Truth is the point of this post was: although I am not willing to use anyone anymore, the urge is still there particularly around valentines day, thats all im saying, I was also unsure if I was correct, I thought, well its just a date.. maybe im over thinking it.
What was frustrating me was people acting like because they dont like valentines day I shouldn't either, the point is I love valentines day im gonna be sad spending it alone but I will if the alternative is going against my New Years resolution. Personally, my feelings are not hurt because well, I deserve a lot of harsh words for who I used to be, but I can also see why people dont change, at times it feels like what's the point. Instead of venting on here I could be picking out a dress and some nice heels for valentines day.
I often just throw at you guys points I think of to excuse my behaviour as I dont always know how to combat them, my brain thinks one way. Like I was shocked at the reaction to be fair, I didn't get this much backlash for worse things I've actually done.
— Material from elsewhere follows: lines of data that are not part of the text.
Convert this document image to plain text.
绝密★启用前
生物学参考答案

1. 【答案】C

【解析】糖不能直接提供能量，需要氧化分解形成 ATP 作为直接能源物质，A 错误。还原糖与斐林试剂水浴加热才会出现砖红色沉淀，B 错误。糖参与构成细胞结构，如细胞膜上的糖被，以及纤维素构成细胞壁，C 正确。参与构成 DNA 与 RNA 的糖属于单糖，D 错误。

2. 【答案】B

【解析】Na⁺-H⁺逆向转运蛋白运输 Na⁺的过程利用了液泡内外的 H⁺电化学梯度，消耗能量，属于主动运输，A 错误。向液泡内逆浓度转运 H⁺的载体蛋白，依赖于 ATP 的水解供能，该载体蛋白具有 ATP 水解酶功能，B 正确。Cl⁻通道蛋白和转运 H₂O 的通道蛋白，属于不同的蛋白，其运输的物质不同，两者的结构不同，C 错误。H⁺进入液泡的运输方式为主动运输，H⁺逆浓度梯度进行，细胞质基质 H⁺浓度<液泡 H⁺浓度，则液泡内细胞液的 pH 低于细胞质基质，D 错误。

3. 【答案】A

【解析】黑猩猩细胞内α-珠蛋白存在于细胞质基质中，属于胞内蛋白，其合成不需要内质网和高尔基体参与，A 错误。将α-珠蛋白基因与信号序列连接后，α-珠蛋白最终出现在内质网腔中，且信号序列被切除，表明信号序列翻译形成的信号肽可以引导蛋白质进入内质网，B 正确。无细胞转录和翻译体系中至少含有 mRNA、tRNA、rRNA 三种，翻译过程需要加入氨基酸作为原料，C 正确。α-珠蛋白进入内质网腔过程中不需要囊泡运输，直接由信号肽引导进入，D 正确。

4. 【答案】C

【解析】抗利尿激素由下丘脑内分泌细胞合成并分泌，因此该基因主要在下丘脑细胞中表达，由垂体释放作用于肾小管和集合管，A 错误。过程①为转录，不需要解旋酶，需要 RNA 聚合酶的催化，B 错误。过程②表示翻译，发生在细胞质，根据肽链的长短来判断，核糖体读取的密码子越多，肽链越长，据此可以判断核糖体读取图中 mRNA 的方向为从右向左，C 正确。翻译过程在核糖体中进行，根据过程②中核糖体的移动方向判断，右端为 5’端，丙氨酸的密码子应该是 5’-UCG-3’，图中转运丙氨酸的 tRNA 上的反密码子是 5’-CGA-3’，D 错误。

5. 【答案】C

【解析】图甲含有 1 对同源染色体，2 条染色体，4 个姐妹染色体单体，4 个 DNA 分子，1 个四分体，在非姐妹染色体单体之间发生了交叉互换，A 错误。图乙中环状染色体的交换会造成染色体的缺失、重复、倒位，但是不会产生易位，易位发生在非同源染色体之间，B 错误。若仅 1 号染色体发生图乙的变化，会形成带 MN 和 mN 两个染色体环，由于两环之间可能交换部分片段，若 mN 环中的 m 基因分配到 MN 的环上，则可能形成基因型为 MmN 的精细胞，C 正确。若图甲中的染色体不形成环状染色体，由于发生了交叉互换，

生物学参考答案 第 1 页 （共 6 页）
This change is not coming easy for me, just snap my fingers and a life time of using people just stops, and I never wanna do it again. I'd be a liar if I tried to convince you all of that. Truth is, its slow, and sometimes I wanna say.. ahh im not hurting anyone that badly and go back to square one, but, im not, im rolling with the punches, the gut punch will deffo be spending valentines day alone, im not sure how I will handle that, not sure if that would be the right answer for me personally.